Kolker calls the subterranean flow a “missing river.” It constitutes “an enormous amount of water,” he said. By his estimate, the flow of water siphoned all across the delta ranges from 35,000 to 110,000 cubic feet per second. The lordly Hudson, as a point of comparison, drives just over 20,000 cubic feet per second past Manhattan and into New York Harbor.

Which brings us to the question on which all science pivots: So what?

Does the “missing river” have implications for public safety or coastal restoration?

The answers to both questions appear to be … maybe.

Comparing river and groundwater levels, the team found that the underground channels fluctuate with the river, acting as an underground release valve when the river gets high.

That may mean that during years the Mississippi River reaches flood stage, the buried bayous could compromise the integrity of the levees themselves as water is sucked under them.

When the river is high, the channels could act as a siphon, especially at elevations lower than the river, Kolker said.

While the U.S. Army Corps of Engineers visually monitors sand boils near the river during high water years, it is harder to know what is happening underground, he said.

In the article he puts it this way:

Groundwater flows in the MRD [Mississippi River Delta] have important implications for engineering geology as fluid flow through buried sand bodies contributed to levee failures during Hurricane Katrina and hundreds of sand boils were reported along the lower MR [Mississippi River] during the flood of 2011.

Then there’s the very contentious issue of what will happen to commercial fishing and shellfish harvesting if more fresh river water is diverted across levees in order to replenish wetlands along the collapsing coast, as proposed in the state’s 2012 Coastal Master Plan.

Oystermen and other commercial interests have sued the state to block these diversions on grounds that reduced salinity will destroy oyster beds and natural fish nurseries.

Kolker speculates that that there is already significantly more fresh water flowing into bays and estuaries than was realized.

So would that impact be compounded by diversions?

Perhaps not, Kolker said.
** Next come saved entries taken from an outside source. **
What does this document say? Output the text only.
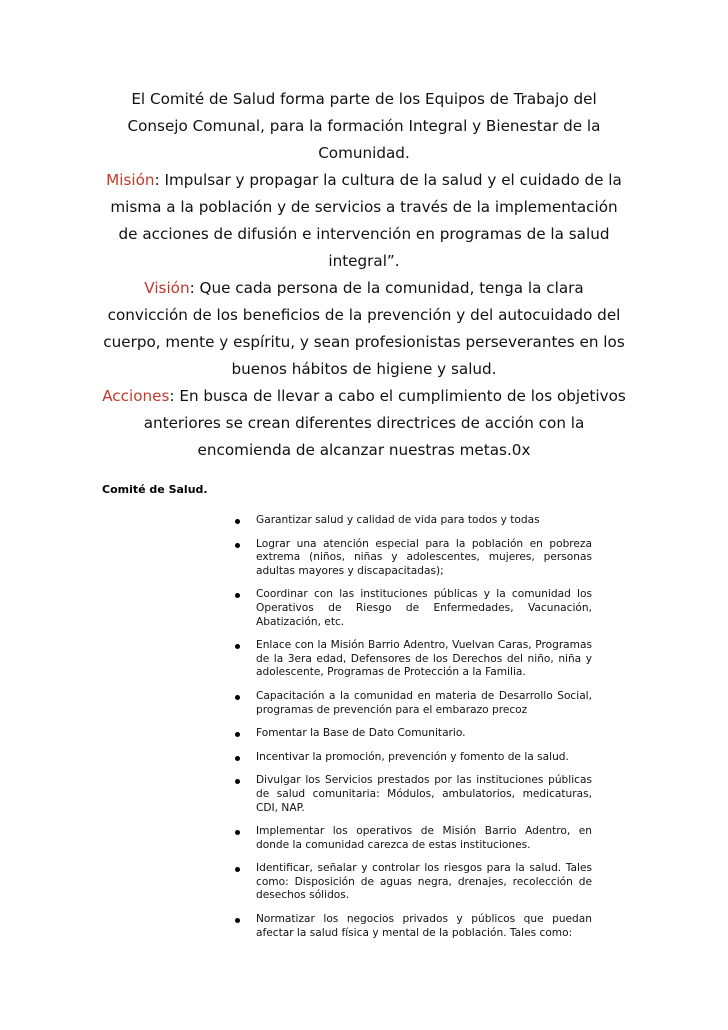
El Comité de Salud forma parte de los Equipos de Trabajo del Consejo Comunal, para la formación Integral y Bienestar de la Comunidad.

Misión: Impulsar y propagar la cultura de la salud y el cuidado de la misma a la población y de servicios a través de la implementación de acciones de difusión e intervención en programas de la salud integral”.

Visión: Que cada persona de la comunidad, tenga la clara convicción de los beneficios de la prevención y del autocuidado del cuerpo, mente y espíritu, y sean profesionistas perseverantes en los buenos hábitos de higiene y salud.

Acciones: En busca de llevar a cabo el cumplimiento de los objetivos anteriores se crean diferentes directrices de acción con la encomienda de alcanzar nuestras metas.0x

Comité de Salud.
Garantizar salud y calidad de vida para todos y todas
Lograr una atención especial para la población en pobreza extrema (niños, niñas y adolescentes, mujeres, personas adultas mayores y discapacitadas);
Coordinar con las instituciones públicas y la comunidad los Operativos de Riesgo de Enfermedades, Vacunación, Abatización, etc.
Enlace con la Misión Barrio Adentro, Vuelvan Caras, Programas de la 3era edad, Defensores de los Derechos del niño, niña y adolescente, Programas de Protección a la Familia.
Capacitación a la comunidad en materia de Desarrollo Social, programas de prevención para el embarazo precoz
Fomentar la Base de Dato Comunitario.
Incentivar la promoción, prevención y fomento de la salud.
Divulgar los Servicios prestados por las instituciones públicas de salud comunitaria: Módulos, ambulatorios, medicaturas, CDI, NAP.
Implementar los operativos de Misión Barrio Adentro, en donde la comunidad carezca de estas instituciones.
Identificar, señalar y controlar los riesgos para la salud. Tales como: Disposición de aguas negra, drenajes, recolección de desechos sólidos.
Normatizar los negocios privados y públicos que puedan afectar la salud física y mental de la población. Tales como:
The net impact may be a wash. Because lower river levels reduce the flow of water through the sunken bayous, “there might be less of a difference than people would fear,” he said, adding that the evidence one way or the other is not yet in hand.

Better understanding the function of the groundwater flowing under the delta could also help determine the best places to effectively build land, he said.

The potential chemistry of the missing river is the next line of research, Kolker said. “It could be good or bad.”

The groundwater could be carrying valuable nutrients or harmful contaminants to the bays. Or both. The soil may also act advantageously as a filter, with potential implications for the annual Dead Zone, the lethal, low-oxygen part of the Gulf that in some years mushrooms to a size bigger than Connecticut.

Kolker and his colleagues are not the first to explore the ramifications of fresh water diverted naturally from the Mississippi River. But they are the first, the article states, to focus on “the effects of  buried sandy paleochannels” in the delta.

They cite an earlier study that explains the bay’s freshwater imbalance as being the result of “numerous ‘arbitrary streams.’”

“We present here a plausible alternate interpretation that can explain all of these studies,” Kolker and his team assert.

The relevance of continuing research is not limited to Southeast Louisiana, they argue. Deltas commonly serve “as major population centers and conduits for commerce,” the authors write. That means “these results may be applicable to other deltas worldwide, as many of the [world’s] largest rivers have deltas with numerous abandoned distributaries that could act as conduits for groundwater.”

With sea level rising as a result of climate change, the article concludes that “more research is clearly needed to understand how subterranean flow paths and nutrient delivery to the ocean will change during this century.”

In North America’s largest delta, and others across the planet, understanding the role of the missing river will only increase in importance, Kolker said.